Tom’s post about Tony Bennett and the Kennedy Center Honors reminded me that Mr. Bennett is my only bona-fide brush with celebrity in DC. Well, that’s not entirely true – I’ve also in my time bumped into Bob Dole as he entered the Four Seasons, spotted Clinton as he exited the church on 16th street, saw both Tony Williams and Eleanor Holmes Norton at Eastern Market, oh, and then there was the time I watched Marion Barry hold court at the YMCA. But none of these were remotely exciting, really. They’re all political sightings, which any number of us can have on any given day of the week in DC. Ho-hum. But Mr. Tony Bennett, now that’s something.
I was having lunch in a little cafe near the Kennedy Center back in ’96. My back was to the room, so I could do my usual daydream drill of staring out the window thinking “some day I’m going…” whatever it was that day. I began to be aware of an electric charge in the room, the way people were talking was changing, and I heard someone begin the dance of deference. “Hmmm.. someone important is here,” I thought, “who cares?”
I was just drifting back into my lunchtime reverie when a strong, craggy yet impossibly smooth voice made itself known. It was like hearing a beloved uncle, unexpectedly, laden down with presents just for you. I sat straight up. That voice! It was, no, could it be? “Fly me to the moon…”

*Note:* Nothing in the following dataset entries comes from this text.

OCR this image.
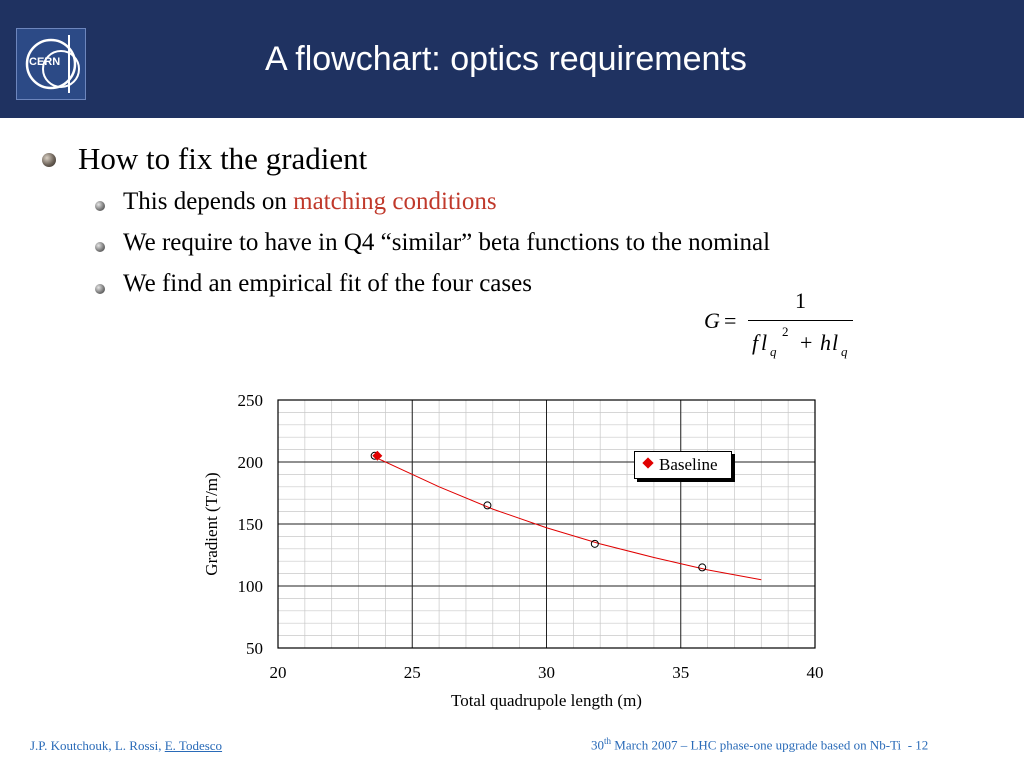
CERN	A flowchart: optics requirements
How to fix the gradient
This depends on matching conditions
We require to have in Q4 “similar” beta functions to the nominal
We find an empirical fit of the four cases
G =
1
f l q
2 + h l q
20	25	30	35	40
50
100
150
200
250
Total quadrupole length (m)
Gradient (T/m)
Baseline
J.P. Koutchouk, L. Rossi, E. Todesco	30th March 2007 – LHC phase-one upgrade based on Nb-Ti - 12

Of course once I figured out it was him, sitting down having his lunch and being schmoozed by the cafe owner, I had to force myself not to turn around and morph into a giggling schoolgirl. The man is a god, definitely, but he should have his privacy. So I only snuck a glance when I was done and busing my tray to the counter. He was holding court with aplomb, in a tweedy jacket, collar open, silver-haired, those eyebrows, just as you’d imagine him and ready it seemed to start crooning any minute. I dashed out and called my dad to tell him I had just seen, “Tony! Bennett! The! Tony! Bennett!”
That’s it. My best brush with celebrity (while living in DC, that is. The best one in my life was the divine Alan Rickman, but that’s a non sequitur here. Besides, you might start accusing me of being a crazed celebrity hound. No!)